Congratulations to Minhaj Hassan on successfully defending his PhD thesis “Exploiting On-Chip Memory Concurrency in 3D Manycore Architectures”
Many congratulations Dr. Hassan!
The objective of this thesis is to optimize the uncore of 3D many-core architectures. More specifically, we note that technology trends point to large increases in memory-level concurrency. This in turn affects the design of the multi-core interconnect and organization of the memory hierarchy. The work addresses the need for re-optimization in the presence of this increase in concurrency of the memory system.
First, we observe that 2D network latency and inefficient parallelism management in the current 3D designs are the main bottlenecks to fully exploit the potentials of 3D. To that end, we propose an extremely low-latency, low-power, high-radix router and present its various versions for different network typologies and configurations. We also explore optimizations and techniques to reduce the traffic in the network. Second, we propose a reorganization of the memory hierarchy and use simple address space translations to regulate locality, bandwidth and energy trade-offs in highly concurrent 3D memory systems. Third, we analyze the rise in temperature of 3D memories and propose variable-rate per-bank refresh management that exploits variability in temperature to reduce 3D DRAM’s refresh power and extend its operating range to higher temperatures.
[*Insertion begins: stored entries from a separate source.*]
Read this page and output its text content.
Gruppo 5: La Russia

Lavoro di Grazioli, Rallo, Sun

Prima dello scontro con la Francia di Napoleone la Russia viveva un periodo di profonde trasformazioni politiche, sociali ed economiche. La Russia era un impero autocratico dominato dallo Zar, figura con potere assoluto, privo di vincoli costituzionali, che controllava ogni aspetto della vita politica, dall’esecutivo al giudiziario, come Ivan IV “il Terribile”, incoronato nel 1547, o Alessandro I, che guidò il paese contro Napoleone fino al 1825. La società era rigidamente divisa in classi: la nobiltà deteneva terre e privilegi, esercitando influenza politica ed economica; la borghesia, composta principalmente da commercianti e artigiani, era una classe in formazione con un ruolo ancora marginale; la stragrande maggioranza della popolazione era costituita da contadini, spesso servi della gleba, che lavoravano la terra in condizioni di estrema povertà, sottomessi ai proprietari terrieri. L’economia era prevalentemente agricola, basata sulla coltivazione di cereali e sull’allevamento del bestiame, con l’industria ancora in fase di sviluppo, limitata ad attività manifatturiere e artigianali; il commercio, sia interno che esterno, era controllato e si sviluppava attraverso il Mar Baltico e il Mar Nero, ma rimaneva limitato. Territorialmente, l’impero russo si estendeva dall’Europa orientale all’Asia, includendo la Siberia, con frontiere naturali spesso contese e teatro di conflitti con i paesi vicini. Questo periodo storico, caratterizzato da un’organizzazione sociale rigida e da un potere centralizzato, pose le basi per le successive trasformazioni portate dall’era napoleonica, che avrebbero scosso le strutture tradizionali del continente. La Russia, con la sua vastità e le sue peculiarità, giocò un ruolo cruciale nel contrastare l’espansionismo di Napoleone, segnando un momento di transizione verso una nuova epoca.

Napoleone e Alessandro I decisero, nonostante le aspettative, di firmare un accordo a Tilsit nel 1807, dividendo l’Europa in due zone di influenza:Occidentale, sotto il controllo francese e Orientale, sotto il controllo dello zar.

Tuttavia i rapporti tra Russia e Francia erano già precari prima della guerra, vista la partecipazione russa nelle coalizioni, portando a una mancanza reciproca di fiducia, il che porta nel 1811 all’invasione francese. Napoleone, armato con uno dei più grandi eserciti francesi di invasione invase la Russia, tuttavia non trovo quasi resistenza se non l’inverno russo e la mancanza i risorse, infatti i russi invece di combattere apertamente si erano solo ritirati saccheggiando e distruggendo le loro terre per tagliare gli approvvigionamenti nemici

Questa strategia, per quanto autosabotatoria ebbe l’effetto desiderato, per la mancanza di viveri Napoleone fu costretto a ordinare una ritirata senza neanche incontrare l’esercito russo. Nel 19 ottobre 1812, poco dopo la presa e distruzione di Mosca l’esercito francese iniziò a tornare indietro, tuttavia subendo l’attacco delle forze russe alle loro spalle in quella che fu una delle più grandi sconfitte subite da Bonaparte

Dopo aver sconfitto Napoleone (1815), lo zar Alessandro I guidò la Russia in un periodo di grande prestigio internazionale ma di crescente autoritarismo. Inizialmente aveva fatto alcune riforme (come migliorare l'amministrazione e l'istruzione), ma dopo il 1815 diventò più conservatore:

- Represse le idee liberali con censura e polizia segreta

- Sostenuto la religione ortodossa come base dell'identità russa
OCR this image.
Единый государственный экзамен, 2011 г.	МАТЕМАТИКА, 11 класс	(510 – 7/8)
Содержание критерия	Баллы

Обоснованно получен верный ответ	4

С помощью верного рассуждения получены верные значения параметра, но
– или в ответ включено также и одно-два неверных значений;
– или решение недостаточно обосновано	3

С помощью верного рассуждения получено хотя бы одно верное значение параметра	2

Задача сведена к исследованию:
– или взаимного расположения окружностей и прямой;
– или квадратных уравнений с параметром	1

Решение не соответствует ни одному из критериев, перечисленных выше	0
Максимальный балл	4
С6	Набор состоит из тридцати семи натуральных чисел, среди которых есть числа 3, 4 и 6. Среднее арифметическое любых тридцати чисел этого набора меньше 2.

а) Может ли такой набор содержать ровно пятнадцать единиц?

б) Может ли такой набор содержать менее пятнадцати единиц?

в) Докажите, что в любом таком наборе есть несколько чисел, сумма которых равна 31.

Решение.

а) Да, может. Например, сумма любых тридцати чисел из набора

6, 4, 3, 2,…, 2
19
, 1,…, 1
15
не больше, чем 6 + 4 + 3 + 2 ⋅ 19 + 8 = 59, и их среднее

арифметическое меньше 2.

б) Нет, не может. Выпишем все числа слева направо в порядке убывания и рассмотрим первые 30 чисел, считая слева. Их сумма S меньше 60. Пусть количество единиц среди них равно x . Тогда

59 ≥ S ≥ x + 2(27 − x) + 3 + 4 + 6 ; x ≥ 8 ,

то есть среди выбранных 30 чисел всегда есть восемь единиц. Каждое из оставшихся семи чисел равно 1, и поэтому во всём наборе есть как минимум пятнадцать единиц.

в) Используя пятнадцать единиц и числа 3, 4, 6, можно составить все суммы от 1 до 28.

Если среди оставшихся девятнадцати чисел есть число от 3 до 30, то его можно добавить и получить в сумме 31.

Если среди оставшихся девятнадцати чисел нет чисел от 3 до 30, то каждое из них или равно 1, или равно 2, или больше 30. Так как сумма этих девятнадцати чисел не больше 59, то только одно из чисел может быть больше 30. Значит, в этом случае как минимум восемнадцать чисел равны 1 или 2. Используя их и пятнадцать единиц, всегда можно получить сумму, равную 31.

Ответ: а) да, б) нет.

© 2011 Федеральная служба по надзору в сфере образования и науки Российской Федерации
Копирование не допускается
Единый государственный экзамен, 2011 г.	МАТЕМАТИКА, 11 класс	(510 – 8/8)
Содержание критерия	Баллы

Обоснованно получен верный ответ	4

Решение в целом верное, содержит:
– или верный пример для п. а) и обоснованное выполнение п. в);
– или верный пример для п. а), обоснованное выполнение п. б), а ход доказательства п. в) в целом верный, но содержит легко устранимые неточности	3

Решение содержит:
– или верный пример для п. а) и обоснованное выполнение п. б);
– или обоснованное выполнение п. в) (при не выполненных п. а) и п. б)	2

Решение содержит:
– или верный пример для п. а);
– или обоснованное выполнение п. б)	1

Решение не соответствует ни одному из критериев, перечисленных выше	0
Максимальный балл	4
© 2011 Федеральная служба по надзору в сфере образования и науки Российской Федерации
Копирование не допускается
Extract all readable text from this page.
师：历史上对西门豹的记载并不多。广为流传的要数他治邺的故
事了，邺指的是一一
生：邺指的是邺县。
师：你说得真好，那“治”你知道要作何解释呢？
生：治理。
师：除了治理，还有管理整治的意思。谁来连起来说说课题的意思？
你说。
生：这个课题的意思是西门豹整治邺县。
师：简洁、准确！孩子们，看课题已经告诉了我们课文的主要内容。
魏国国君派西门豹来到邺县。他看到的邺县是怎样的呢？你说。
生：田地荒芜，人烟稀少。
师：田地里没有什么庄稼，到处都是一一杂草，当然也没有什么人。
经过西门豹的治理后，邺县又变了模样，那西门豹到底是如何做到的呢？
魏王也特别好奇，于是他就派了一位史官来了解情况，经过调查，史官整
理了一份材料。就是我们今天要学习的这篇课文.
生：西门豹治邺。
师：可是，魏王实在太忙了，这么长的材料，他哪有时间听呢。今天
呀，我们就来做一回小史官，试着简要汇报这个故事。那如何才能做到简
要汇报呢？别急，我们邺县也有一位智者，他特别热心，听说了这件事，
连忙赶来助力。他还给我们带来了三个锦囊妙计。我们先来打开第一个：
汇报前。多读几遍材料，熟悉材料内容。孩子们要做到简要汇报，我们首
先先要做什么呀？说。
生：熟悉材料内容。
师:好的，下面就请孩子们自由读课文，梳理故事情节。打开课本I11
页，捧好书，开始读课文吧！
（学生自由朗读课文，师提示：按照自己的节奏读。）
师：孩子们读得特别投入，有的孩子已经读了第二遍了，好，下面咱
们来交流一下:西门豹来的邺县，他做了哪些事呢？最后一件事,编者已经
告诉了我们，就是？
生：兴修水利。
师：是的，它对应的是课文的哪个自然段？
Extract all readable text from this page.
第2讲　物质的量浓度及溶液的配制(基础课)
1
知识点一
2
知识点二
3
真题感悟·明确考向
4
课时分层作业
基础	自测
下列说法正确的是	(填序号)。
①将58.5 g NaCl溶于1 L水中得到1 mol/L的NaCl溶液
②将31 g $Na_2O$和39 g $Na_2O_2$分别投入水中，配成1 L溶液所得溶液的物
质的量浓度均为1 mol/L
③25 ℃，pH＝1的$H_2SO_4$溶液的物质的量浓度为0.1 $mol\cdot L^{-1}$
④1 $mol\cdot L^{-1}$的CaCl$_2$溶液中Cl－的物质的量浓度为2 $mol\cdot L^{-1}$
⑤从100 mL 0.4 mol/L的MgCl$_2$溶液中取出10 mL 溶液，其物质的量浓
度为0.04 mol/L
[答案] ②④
Congratulations to Si Li, William Song and Minhaj Hassan for their papers accepted by IEEE International Reliability Physics Symposium!
Paper “Software-based Dynamic Reliability Management for GPU Applications”, co-authored by Si Li, Vilas Sridharan, Sudhanva Gurumurthi and Sudhakar Yalamanchili, has been accepted by IEEE International Reliability Physics Symposium. Congratulations to Si!
Paper “Reliability-Performance Tradeoff between 2.5D and 3D-Stacked DRAM Processors”, co-authored by William J. Song, Syed Minhaj Hassan, Saibal Mukhopadhyay and Sudhakar Yalamanchili, has been accepted by IEEE International Reliability Physics Symposium as a short paper/poster. Congratulations to William and Minhaj!
The conference was held in April 2016.